Risco moral e sistêmico

No governo Fernando Henrique Cardoso, em especial no seu segundo mandato, vimos uma clara disposição de discutir, e até mesmo contrariar e combater, políticas tanto do governo norte-americano, quanto do Fundo Monetário Internacional. O próprio presidente brasileiro, em foros e encontros internacionais, deixou bem clara a posição de independência do Brasil, afirmando os interesses nacionais, mesmo quando pudessem levar a um embate com os Estados Unidos e o FMI. Preferimos a conciliação, mas rejeitamos a submissão. Também contrariamos as posições dos EUA e do FMI no que toca à Argentina, advogando eloqüentemente a causa do país vizinho, não só porque integrante, conosco, do Mercosul, mas também por questões de convicção. Convicção de que as políticas de Bush e do Fundo para países em dificuldades, no momento atual, têm sido inadequadas. Também porque conseguimos expressar melhor nossa independência na medida em que a União Européia surge como um mercado uno, capaz de, senão substituir, pelo menos compensar em parte os Estados Unidos, quando nos falham ou contrariam os nossos legítimos interesses, como no caso de seus mais recentes protecionismos.

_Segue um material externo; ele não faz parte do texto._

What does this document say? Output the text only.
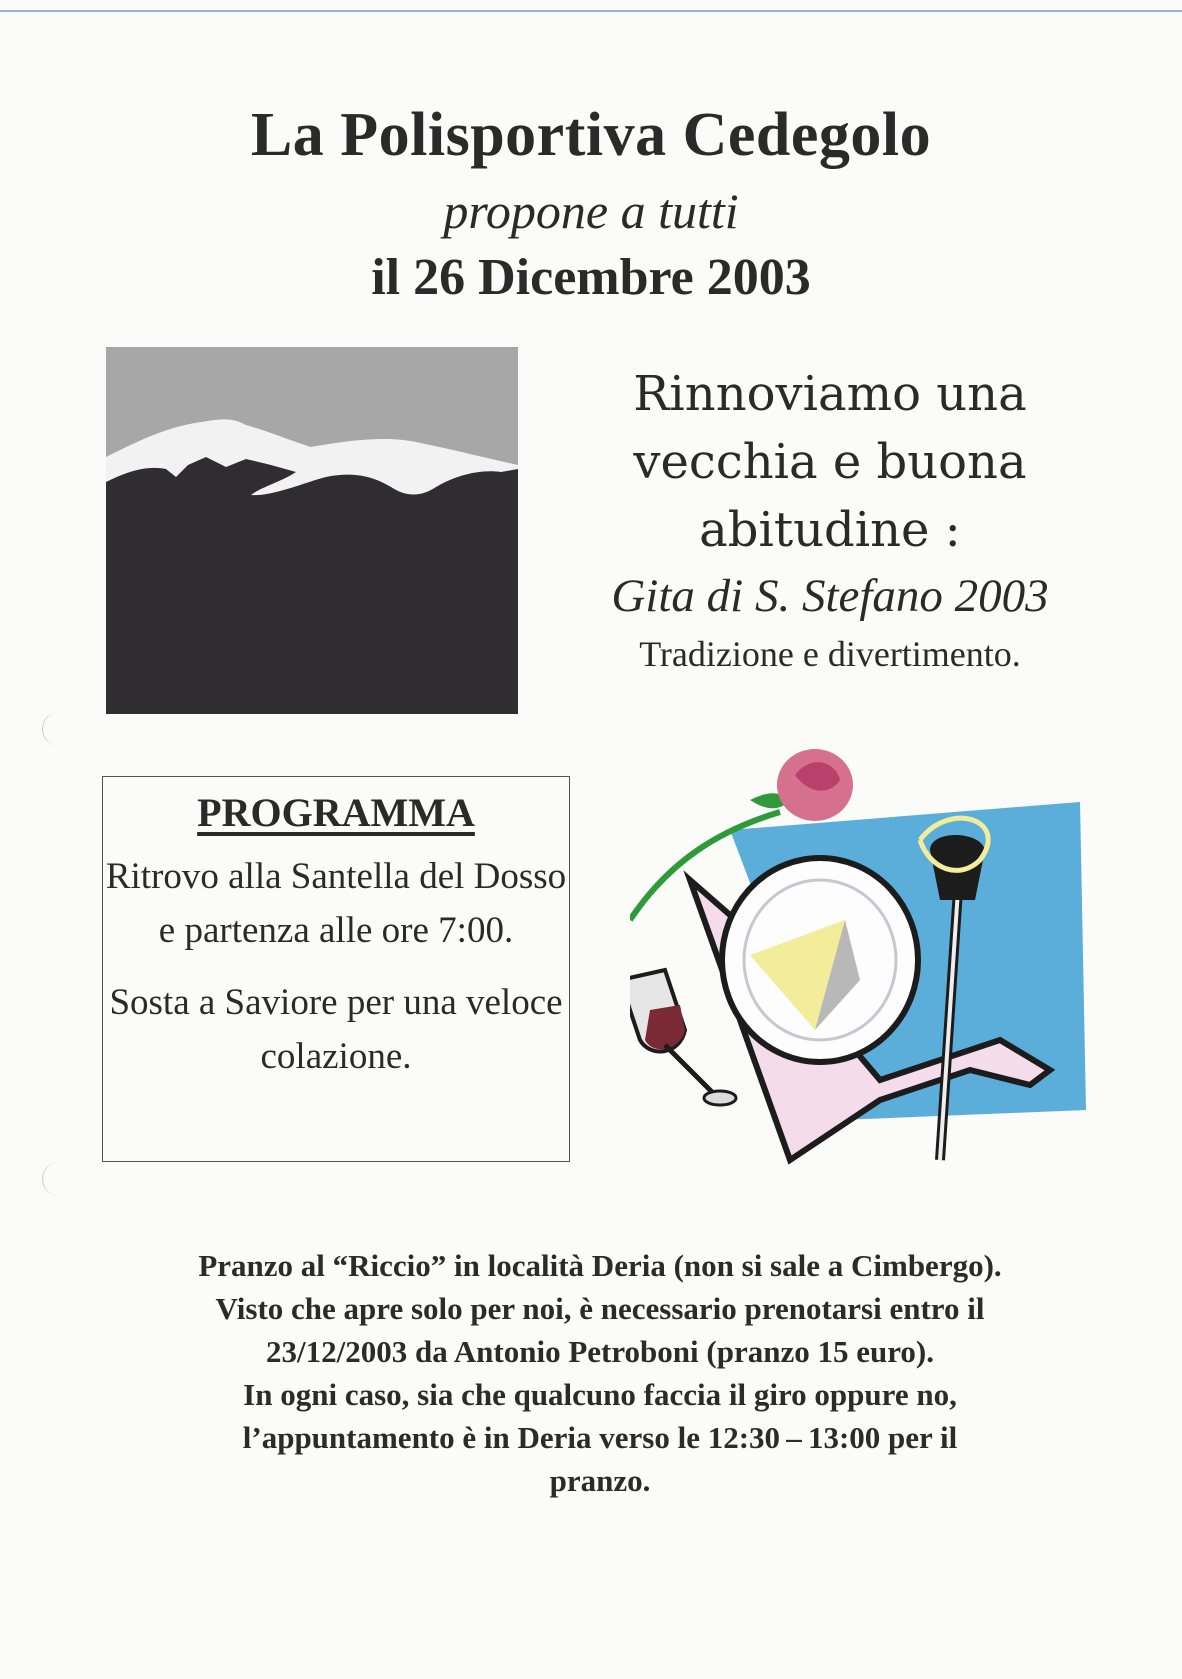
La Polisportiva Cedegolo
propone a tutti
il 26 Dicembre 2003
Rinnoviamo una
vecchia e buona
abitudine :
Gita di S. Stefano 2003
Tradizione e divertimento.
PROGRAMMA

Ritrovo alla Santella del Dosso e partenza alle ore 7:00.

Sosta a Saviore per una veloce colazione.

Pranzo al “Riccio” in località Deria (non si sale a Cimbergo).
Visto che apre solo per noi, è necessario prenotarsi entro il
23/12/2003 da Antonio Petroboni (pranzo 15 euro).
In ogni caso, sia che qualcuno faccia il giro oppure no,
l’appuntamento è in Deria verso le 12:30 – 13:00 per il
pranzo.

O ministro Pedro Malan, falando em Madri sobre a “Bancarização dos mercados emergentes: risco moral e risco sistêmico”, evento organizado pela Caixa de Madri e pelo jornal The Economist, criticou aberta e com veemência a demora do FMI e do governo Bush em ajudar a Argentina. Seu pronunciamento foi solidariedade de associado do Mercosul. Mas não só isso, pois também uma posição de defesa de interesses que podem ser de outros países e inclusive do nosso. Registrou o ministro da Fazenda brasileiro uma mudança de comportamento do Fundo e do governo norte-americano em relação aos países em dificuldades, restringindo-se à avaliação de riscos sistêmicos para liberação de ajudas, quando restam mais iminentes os riscos morais. Na medida em que se exige de um país em dificuldades ajustes que não podem ser feitos sem antes receber a ajuda solicitada, sua situação tende a agravar-se. E a negativa ou demora da ajuda do FMI ou do governo norte-americano passa a significar, para o mercado, um aumento do risco moral, aprofundando as dificuldades do país solicitante.

Na Argentina existem graves riscos sistêmicos e morais. No Brasil, discutíveis e até negados riscos sistêmicos e apenas a presunção de que, num futuro governo, possam surgir riscos morais.

Uma posição mais decisiva de ajuda do FMI e do governo norte-americano significa, para um país em aperto, um precioso aval perante o mercado. Este raciocina que, se o FMI e o governo Bush confiam, é razoável também confiar. Restam ainda os efeitos da especulação num ano eleitoral como o nosso, quando é difícil convencer que um eventual governo de esquerda venha cumprir metas e contratos assumidos por um antecessor de linha mais ortodoxa. No caso brasileiro, recebemos o aval do FMI, mas aqui mesmo, por motivos eleitorais, há quem espalhe mundo afora existirem riscos sistêmicos. Isto em nada nos ajuda. Pelo contrário, muito nos atrapalha. A defesa da Argentina feita por Malan, no seminário de Madri, não foi uma simples manifestação de solidariedade, afirmação de política de bloco ou prevenção contra a imaginada contaminação apelidada de “efeito tango”. Foi também a defesa de legítimos interesses brasileiros.